Training a Siamese neural network for one-shot learning involves verification and generalization. In the verification step of training, we use the Triplet loss function. Triplet loss is a loss function where a reference input (called the anchor) is compared to a matching input (called positive) and a non-matching input (called negative). The distance between the anchor and the positive input is minimized, while the distance between the anchor and the negative input is maximized. To achieve better results for the model training, positive, negative, and anchor images must look relatively similar to help the model learn complex cases.

The model is trained to evaluate the probability that the input pairs belong to the same class in the generalization stage. At this step, it is essential to provide the model with images that are difficult to distinguish. By increasing the complexity of the estimations, we speed up the model's training process.

Few-Shot Learning

Few-shot learning is a branch of machine learning that aims to train models with very little data.
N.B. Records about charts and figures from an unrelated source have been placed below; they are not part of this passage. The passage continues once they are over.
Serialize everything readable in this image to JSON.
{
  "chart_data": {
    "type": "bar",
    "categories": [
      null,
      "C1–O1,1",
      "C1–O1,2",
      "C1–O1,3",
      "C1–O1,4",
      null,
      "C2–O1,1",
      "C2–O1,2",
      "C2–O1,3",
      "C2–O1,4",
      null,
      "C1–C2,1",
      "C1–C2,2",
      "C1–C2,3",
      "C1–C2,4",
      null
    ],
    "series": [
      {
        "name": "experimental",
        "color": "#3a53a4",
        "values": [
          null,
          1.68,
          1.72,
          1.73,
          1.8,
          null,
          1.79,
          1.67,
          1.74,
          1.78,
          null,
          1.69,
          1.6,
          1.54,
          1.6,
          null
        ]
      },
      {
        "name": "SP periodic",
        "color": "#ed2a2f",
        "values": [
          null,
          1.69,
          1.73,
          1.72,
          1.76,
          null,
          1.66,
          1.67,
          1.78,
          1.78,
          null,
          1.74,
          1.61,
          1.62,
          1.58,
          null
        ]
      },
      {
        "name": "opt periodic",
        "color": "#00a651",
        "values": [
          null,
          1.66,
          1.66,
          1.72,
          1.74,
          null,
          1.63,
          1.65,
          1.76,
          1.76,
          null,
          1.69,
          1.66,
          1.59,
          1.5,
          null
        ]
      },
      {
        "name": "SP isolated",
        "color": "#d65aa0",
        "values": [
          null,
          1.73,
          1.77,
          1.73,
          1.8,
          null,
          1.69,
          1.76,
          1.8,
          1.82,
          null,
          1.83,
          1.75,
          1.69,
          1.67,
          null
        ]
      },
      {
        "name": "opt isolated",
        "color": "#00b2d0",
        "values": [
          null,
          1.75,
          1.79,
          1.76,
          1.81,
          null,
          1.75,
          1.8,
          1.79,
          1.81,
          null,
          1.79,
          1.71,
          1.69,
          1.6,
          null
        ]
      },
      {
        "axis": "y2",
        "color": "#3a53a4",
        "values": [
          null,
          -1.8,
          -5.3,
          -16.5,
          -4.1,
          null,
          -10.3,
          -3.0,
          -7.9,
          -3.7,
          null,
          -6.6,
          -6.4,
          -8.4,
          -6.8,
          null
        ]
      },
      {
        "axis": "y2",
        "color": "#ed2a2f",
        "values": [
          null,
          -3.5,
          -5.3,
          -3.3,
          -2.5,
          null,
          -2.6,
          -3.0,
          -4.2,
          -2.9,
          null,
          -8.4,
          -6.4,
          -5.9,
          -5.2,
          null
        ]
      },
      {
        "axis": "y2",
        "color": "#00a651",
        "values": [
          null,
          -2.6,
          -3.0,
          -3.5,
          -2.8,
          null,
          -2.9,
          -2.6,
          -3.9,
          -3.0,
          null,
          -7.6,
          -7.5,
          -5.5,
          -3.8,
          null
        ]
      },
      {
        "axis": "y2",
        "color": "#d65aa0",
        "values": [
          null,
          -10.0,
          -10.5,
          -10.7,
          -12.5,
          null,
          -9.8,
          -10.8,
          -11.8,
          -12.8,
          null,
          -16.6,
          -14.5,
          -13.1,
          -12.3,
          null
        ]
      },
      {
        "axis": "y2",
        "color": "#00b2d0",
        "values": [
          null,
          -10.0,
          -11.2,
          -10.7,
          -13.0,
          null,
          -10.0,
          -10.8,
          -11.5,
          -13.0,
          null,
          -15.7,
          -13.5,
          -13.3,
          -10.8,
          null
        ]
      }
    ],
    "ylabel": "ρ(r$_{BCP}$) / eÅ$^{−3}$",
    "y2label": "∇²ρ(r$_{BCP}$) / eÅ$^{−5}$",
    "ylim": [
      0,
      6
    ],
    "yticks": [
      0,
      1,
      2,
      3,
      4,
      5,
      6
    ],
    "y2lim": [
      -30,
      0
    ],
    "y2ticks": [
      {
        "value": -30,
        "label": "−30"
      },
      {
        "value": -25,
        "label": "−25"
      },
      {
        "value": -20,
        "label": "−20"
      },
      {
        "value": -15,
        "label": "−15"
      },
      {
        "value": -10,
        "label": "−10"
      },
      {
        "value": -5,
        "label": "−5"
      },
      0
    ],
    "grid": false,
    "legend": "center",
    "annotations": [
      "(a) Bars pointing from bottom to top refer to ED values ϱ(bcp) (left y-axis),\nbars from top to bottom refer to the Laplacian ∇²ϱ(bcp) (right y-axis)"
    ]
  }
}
Unlike conventional machine learning methods that require large amounts of labeled data to perform well, few-shot learning methods can learn from only a handful of examples per class.

Few-shot learning methods are inspired by how humans learn new concepts from a few examples. For instance, if you see two images of armadillos and two of pangolins for the first time, you can quickly tell them apart by noticing their distinctive features, such as ears and scales. Few-shot learning methods try to mimic this ability by using meta-learning techniques.

Meta-learning means "learning to learn." It involves training a model on a large set of related tasks (meta-training) to quickly adapt to new jobs (meta-testing) with a few examples. For example, one popular meta-learning method is called Model-Agnostic Meta-Learning (MAML). MAML trains a model on classification tasks with different classes (such as animals, plants, vehicles, etc.) to learn a general representation useful for any classification task. Then, when given a new classification task with unseen classes (such as armadillos and pangolins), MAML can fine-tune the model with only a few examples per class and achieve reasonable accuracy.

Few-shot learning can enable face recognition systems to identify new faces with only one or a few images per person. It can also enable image segmentation systems to segment new objects with only a few pixel-level annotations. It can allow natural language understanding systems to perform new tasks such as sentiment analysis, question answering, or text summarization with only a few examples or instructions per task. It can enable medical diagnosis systems to recognize rare diseases or anomalies with only a few cases per condition. It can also facilitate drug discovery systems to predict new molecules with desired properties with only a few samples per molecule.

Few-shot learning is an exciting and challenging research area that aims to make machine learning more accessible and adaptable. Using meta-learning techniques and leveraging prior knowledge from related tasks, few-shot learning methods can overcome the data scarcity problem and enable models to learn from a few examples like humans.